Fábricas de muerte

Fábricas de muerte

Los talleres textiles ilegales proliferan en la Ciudad y el Conurbano. Abastecen a grandes marcas y a ferias callejeras. Y a veces acaban con familias enteras. Están hace años pero nadie los detiene.


Desde la madrugada del lunes 27 de abril, cuando se produjo la muerte de Orlando y Rodrigo Camacho, de 7 y 10 años, al incendiarse el taller clandestino de Páez al 2796, volvió a hablarse del tema. Detrás de las rejas, detrás de la tapia, detrás de todos los cerrojos del reducto de Flores, los chicos dormían. Y no pudieron soportar –si es que existe un grado superior de resistencia– lo que vino después.

Cualquiera que eche un vistazo al barrio dirá que es como cualquier otro. Pero no, se equivoca. En Flores se da a la perfección una suerte de secreto a voces, de naturalización anquilosada. En la misma cuadra donde se incendió el taller funcionaban varios más, en las numeraciones 2775, 2766, 2721, 2710, y a la vuelta, en la calle Terrada, otros dos, al 881 y 887, por nombrar solo algunos ejemplos. Los vecinos se cansaron, literalmente, de denunciar la existencia, múltiple y compleja, de los antros de producción textil. Y ante la muerte de estos chicos expresaron: “No queremos ver más muertos, menos pibes. Acá hacen ropa y almacenan telas. Todo eso después se vende en negro en Avellaneda. En Páez 2796 vivían varias personas, las piezas están subdivididas con maderas, pero conviven todos juntos en una misma habitación”.
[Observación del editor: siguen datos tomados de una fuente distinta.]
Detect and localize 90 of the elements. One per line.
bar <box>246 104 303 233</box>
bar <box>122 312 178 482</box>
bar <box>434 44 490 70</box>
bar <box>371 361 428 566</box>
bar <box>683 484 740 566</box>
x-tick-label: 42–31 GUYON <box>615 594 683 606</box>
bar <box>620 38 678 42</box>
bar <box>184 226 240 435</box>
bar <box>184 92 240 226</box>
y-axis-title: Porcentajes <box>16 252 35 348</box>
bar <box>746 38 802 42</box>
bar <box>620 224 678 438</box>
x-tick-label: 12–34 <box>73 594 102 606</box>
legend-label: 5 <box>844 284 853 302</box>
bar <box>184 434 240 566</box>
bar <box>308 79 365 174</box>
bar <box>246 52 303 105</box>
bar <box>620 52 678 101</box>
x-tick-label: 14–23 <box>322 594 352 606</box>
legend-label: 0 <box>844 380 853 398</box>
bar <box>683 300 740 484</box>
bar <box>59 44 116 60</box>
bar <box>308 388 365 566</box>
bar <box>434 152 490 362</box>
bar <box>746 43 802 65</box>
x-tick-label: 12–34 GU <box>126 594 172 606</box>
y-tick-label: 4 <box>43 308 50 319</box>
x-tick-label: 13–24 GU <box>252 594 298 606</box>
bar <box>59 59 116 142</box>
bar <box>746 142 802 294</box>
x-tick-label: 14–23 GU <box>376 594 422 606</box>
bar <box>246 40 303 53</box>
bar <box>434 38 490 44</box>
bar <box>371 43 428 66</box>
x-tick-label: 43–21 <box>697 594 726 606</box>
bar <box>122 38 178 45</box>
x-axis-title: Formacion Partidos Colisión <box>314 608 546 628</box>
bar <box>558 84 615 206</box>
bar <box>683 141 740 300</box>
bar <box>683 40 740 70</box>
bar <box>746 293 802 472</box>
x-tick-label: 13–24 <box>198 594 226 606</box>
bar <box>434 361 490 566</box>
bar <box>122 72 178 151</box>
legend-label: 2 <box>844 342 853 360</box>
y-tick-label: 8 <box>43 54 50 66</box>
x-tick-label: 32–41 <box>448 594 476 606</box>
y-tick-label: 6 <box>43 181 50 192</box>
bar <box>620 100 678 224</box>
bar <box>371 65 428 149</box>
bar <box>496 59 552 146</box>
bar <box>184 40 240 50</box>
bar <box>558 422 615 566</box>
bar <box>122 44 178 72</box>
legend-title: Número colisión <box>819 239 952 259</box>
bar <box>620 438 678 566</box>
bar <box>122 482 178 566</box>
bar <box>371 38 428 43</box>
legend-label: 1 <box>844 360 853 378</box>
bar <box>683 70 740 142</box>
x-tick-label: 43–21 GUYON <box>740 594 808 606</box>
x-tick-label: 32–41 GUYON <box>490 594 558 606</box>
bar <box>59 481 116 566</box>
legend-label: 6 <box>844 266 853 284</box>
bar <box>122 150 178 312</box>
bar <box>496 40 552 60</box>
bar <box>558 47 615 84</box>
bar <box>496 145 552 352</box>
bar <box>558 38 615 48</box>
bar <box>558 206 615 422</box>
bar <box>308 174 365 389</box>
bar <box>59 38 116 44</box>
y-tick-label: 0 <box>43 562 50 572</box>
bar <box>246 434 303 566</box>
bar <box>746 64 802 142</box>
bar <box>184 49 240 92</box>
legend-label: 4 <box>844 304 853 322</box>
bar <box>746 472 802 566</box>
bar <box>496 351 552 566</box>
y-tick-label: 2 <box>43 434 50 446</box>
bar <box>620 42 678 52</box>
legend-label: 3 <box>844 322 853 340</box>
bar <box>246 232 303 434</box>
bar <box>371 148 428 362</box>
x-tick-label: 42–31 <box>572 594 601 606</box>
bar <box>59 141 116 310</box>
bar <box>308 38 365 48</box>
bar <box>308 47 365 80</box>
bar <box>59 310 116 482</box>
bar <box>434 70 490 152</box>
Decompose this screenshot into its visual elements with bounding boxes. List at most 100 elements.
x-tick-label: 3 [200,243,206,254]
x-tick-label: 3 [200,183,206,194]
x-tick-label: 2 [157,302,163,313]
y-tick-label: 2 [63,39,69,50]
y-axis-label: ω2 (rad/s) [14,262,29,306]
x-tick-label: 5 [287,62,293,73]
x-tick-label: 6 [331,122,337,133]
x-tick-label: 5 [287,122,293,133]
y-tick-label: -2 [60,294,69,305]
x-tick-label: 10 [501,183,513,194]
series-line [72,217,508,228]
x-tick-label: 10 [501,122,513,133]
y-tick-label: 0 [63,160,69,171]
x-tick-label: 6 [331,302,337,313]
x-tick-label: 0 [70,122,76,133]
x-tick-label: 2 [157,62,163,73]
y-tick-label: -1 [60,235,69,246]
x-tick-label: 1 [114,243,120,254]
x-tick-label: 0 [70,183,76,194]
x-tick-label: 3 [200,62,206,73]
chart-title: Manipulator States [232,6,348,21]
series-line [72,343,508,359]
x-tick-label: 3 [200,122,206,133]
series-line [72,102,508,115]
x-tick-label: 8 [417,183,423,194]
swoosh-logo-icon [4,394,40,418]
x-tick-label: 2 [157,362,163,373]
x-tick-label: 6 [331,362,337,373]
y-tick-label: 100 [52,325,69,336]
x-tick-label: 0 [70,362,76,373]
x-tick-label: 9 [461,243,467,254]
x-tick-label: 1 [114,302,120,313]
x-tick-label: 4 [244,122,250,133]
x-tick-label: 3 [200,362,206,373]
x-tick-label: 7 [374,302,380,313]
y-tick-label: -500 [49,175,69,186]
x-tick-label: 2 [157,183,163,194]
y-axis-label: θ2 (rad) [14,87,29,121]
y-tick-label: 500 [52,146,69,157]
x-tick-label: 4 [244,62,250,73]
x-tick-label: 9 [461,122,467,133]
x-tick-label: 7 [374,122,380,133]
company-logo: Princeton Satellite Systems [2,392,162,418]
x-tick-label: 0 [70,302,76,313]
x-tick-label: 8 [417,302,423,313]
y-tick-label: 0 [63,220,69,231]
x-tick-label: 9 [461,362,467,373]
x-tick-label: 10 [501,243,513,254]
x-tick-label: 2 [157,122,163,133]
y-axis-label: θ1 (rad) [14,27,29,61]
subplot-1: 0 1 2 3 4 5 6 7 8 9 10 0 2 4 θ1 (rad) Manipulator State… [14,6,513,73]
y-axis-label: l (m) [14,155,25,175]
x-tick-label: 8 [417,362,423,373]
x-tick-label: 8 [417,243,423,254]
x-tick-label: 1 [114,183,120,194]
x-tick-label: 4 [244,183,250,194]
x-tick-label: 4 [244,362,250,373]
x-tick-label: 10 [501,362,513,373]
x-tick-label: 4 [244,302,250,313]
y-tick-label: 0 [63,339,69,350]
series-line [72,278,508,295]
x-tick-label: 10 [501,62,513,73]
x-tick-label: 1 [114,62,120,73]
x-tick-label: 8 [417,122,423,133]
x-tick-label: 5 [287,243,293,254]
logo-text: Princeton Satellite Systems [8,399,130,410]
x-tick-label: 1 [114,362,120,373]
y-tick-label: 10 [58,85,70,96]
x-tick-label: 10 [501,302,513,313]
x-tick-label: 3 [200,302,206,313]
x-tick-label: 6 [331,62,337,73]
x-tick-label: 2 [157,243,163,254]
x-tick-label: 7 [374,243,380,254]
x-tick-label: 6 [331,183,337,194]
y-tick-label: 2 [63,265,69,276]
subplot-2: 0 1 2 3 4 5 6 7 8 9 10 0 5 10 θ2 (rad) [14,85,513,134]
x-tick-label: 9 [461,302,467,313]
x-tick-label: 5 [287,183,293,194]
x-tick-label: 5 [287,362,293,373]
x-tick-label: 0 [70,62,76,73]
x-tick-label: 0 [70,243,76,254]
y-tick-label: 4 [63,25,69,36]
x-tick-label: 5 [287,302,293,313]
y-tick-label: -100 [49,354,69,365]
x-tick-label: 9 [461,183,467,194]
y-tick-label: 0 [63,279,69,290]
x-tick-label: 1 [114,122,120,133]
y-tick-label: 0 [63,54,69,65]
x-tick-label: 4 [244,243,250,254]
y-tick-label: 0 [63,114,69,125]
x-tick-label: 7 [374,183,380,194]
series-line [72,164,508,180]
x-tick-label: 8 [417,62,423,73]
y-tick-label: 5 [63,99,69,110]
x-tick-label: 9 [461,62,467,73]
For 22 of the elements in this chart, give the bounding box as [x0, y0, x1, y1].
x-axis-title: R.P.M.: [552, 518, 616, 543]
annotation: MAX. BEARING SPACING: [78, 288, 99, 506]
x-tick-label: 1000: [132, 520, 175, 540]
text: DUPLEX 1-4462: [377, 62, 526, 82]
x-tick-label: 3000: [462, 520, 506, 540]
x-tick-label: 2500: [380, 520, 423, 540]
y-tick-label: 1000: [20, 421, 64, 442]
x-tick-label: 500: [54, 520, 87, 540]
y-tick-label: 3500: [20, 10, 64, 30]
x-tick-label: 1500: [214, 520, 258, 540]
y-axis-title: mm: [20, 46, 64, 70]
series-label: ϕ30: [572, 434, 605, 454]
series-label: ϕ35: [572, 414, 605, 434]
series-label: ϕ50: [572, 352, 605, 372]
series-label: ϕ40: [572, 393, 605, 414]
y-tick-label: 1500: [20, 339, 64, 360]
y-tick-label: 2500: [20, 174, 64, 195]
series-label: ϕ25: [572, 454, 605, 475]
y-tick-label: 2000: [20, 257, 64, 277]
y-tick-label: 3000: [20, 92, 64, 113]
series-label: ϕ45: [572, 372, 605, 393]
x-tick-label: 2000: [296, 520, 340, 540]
Ante la recorrida de Noticias Urbanas por la zona, una vecina que prefirió resguardar su identidad comentó: “La gente vive encerrada en estos lugares. En el que se incendió y en los otros que están en la cuadra y en el barrio. Trabaja, si es que se le puede llamar trabajo a la actividad que llevan adelante, en condiciones ilegales e infrahumanas. Por ejemplo, en el taller del incendio, la fachada hace tiempo que está toda tapiada. Para sacar los cuerpos tuvieron que sacar la reja. El único acceso es una puerta y, al parecer, solo unos pocos tenían la llave. Se la pasaban entre ellos para entrar y salir”.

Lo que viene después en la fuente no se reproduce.